That, in any case, was not the only shadow on that game, one of the most controversial –in terms of its context– in the history of the most popular sport.

3) Hellström and the Mothers of Plaza de Mayo

The news went around the world. The goalkeeper of the Swedish national team Ronnie Hellström, in a gesture of solidarity, had walked alongside the Mothers of the Plaza de Mayo on their Thursday rounds to claim for their disappeared children. But the truth is that, in 2008, three decades after that World Cup, the big man who had successfully defended for ten seasons the goal of the German Kaiserslautern said what really happened to Terra Magazine: “It wasn´t me. No. I remember the Mothers but I didn´t go to the Plaza. Some players were there, two or three, but I'm not sure who”.

His name actually appears in the collective imagination walking through the Plaza de Mayo. Perhaps, because Sweden was one of the countries that with more intensity sought that the World Cup wouldn´t be held in Argentina as a result of the dictatorial regime that had taken lives and caused deaths.

4) Tarantini's handshake with Videla

For a long time it was said that the left defender had grabbed his testicles before greeting the president Jorge Videla in the dressing room after an Argentine triumph.
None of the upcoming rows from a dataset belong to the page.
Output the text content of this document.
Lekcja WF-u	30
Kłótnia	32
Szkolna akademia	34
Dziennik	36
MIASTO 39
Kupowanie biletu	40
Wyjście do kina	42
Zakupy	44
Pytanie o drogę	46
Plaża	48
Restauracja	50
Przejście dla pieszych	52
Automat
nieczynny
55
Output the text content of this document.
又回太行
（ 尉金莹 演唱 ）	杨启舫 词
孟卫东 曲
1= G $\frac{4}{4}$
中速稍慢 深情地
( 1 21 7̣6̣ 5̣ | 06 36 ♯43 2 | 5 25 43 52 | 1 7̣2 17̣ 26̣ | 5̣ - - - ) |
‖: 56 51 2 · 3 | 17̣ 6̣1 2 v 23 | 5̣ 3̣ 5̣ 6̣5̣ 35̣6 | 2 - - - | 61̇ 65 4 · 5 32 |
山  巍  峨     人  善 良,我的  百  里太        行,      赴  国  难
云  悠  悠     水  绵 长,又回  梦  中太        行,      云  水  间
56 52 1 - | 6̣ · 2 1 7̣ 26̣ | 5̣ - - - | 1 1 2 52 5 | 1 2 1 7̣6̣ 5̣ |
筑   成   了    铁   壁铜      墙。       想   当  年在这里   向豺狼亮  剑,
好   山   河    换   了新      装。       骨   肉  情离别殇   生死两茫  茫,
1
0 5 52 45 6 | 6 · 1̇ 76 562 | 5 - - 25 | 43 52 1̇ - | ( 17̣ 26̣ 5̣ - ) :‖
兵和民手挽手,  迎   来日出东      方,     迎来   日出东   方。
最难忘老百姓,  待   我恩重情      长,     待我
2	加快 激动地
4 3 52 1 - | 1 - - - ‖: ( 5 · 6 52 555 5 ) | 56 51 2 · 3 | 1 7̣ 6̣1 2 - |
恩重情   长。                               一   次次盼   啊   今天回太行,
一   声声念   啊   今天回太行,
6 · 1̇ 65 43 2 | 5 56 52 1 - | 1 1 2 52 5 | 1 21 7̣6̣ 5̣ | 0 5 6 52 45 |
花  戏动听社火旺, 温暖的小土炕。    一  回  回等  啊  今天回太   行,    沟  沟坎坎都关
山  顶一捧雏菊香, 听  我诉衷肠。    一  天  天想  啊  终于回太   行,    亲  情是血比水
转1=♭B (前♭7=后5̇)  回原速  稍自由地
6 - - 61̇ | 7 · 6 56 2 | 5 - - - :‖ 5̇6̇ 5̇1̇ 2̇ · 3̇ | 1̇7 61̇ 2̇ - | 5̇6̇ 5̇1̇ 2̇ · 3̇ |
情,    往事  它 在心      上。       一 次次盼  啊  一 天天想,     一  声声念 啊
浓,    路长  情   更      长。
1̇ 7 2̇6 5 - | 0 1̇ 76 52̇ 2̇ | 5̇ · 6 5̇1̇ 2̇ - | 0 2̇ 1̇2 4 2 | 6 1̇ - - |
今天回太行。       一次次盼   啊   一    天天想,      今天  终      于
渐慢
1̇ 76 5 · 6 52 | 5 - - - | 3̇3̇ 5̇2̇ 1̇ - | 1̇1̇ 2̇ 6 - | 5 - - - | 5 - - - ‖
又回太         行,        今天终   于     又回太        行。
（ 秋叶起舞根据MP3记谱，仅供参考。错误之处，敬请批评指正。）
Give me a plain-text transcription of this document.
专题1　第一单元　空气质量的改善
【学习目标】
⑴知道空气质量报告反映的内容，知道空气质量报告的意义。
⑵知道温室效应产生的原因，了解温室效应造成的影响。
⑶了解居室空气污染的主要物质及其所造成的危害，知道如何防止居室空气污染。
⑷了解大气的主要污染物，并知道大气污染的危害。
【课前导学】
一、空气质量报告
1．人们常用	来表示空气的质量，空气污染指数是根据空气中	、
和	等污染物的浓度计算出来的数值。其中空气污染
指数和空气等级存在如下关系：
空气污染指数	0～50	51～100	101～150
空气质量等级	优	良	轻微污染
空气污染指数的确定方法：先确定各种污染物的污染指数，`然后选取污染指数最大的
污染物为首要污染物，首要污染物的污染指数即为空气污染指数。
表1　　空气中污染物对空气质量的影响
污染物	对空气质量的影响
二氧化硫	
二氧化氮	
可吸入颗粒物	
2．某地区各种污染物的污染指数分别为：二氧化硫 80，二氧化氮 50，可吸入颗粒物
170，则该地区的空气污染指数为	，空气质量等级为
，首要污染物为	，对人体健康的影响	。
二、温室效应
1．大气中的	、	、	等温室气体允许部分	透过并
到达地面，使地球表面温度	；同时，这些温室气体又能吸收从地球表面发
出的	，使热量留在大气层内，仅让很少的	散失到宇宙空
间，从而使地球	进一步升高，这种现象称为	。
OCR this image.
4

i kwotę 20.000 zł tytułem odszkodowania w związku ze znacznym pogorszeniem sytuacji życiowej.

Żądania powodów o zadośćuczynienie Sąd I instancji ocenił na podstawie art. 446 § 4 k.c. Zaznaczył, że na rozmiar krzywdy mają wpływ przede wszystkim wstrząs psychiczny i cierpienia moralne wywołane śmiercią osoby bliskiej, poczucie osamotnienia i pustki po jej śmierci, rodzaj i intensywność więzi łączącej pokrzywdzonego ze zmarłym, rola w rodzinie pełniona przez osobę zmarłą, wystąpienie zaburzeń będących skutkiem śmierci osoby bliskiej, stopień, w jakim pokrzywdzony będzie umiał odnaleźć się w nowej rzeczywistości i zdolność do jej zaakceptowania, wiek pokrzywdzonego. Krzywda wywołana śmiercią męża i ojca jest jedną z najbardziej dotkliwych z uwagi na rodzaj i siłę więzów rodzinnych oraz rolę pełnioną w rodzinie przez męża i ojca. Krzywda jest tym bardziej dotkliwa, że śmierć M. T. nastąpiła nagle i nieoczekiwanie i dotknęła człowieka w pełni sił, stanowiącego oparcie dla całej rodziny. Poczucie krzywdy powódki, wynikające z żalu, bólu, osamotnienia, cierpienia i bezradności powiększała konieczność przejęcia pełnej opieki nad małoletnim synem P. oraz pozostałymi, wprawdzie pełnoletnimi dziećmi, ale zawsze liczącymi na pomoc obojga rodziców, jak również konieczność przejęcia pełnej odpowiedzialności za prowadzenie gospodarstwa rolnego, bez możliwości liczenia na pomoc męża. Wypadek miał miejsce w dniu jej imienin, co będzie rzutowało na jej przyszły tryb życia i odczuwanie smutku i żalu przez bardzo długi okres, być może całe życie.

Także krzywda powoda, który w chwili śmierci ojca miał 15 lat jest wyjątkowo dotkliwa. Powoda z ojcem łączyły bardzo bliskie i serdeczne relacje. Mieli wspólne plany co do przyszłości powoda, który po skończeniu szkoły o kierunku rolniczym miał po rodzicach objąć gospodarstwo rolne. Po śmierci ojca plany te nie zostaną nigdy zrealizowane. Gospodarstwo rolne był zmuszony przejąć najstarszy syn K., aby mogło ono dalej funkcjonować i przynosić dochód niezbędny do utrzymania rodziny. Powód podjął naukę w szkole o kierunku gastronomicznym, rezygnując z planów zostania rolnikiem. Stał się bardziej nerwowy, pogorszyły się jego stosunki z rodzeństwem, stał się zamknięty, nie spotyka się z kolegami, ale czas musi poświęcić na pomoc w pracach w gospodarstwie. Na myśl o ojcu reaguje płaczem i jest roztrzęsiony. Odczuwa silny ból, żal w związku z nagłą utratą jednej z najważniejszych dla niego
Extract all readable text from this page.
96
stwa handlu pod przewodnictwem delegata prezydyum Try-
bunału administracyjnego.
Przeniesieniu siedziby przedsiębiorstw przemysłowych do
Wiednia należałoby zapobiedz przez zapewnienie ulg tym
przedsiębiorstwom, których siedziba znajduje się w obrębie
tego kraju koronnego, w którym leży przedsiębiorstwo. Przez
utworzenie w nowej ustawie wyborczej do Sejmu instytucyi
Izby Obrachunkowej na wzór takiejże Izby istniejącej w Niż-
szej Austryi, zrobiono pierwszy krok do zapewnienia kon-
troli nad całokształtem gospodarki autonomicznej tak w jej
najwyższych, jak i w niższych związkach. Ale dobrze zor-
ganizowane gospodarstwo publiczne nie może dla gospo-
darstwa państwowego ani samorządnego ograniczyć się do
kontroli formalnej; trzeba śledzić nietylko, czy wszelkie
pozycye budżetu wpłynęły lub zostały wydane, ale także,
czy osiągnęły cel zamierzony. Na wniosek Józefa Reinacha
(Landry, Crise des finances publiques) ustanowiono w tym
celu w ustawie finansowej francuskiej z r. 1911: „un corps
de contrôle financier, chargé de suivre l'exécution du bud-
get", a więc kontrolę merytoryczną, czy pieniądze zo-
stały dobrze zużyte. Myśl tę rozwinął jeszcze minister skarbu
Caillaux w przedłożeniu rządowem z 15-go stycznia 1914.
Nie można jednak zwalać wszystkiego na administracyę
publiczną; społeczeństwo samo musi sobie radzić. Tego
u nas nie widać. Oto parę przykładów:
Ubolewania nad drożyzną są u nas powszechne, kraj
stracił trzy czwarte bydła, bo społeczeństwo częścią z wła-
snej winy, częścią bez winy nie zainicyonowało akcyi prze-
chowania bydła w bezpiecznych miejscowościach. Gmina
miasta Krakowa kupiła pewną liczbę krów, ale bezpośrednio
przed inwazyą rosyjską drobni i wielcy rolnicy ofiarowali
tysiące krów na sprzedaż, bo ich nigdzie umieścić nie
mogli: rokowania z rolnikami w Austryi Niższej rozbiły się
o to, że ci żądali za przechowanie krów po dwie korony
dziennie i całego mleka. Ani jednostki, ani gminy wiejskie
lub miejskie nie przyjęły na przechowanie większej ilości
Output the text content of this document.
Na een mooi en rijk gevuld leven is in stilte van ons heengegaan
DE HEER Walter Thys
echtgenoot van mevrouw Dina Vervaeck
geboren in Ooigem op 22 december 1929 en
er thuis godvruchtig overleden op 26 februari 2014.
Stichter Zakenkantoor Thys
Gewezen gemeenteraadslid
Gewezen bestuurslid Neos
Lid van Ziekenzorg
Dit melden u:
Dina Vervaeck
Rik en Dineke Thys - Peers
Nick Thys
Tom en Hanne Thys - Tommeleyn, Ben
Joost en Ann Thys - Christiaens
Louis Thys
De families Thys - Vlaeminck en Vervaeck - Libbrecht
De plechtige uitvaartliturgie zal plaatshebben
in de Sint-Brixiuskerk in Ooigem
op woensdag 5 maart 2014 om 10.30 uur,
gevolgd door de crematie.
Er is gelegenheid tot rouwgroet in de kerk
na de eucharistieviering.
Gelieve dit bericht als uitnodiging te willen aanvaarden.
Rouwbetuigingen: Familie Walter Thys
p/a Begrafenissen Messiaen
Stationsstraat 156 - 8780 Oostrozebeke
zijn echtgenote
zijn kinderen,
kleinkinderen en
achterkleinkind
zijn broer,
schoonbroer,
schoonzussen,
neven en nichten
Alberto Tarantini portrayed that scene in 2012, in an interview with the El Gráfico Magazine: “That was a bet I made to the “Gaucho” (Passarella). I said: 'Now I grab my balls and then I give him a handshake'. It was a thousand dollars bet, He didn´t pay me yet. Videla saw me when I rubbed my balls, but have to put on a big smile and shake my hand because there were photographers there. Are you going to publish the picture with that son of a bitch? Will you? If you do, look at my face when I greet him”.

That was the version Tarantini told. Although curiously, or not so much, many of his colleagues deny it and warn that “El Conejo” chose to add seasonings to that picture that were not true.

On the other hand, in that World Cup, Tarantini scored his only goal in the National Team. It was in the 6-0 to Peru. He scored the second. And in the celebration he yelled insults to the four winds.

Who were these insults for? He told the journalist Diego Borinsky: “To the Military Junta, to the three of them. I shouted 'Go fuck yourselves, you can all die, sons of bitches!’ I scored the goal, I turned around and faced them”.

5) Scotland, the national team of the excesses

They arrived, played, almost made a fool of themselves but said goodbye with a dazzling performance, a great 3-2 against Holland, in Mendoza. And everything happened at a dizzying pace, with lots of alcohol and even a case of doping.

After their debut with a defeat against Peru, Willie Johnston tested positive in one of the anti-doping controls. He had used Reactivan, a stimulant that contained fencamfamine. It was the first and last game for the striker. The Scottish Federation decided to ban him for life.

In Alta Gracia, where the team was staying in the first stage of the World Cup, the hotel authorities found hundreds of empty bottles in the rooms. There was whiskey and liquor. To be fair, they weren´t the only ones who brought alcoholic beverages: the Polish national team –it’s said– entered Argentina with about 400 bottles of vodka.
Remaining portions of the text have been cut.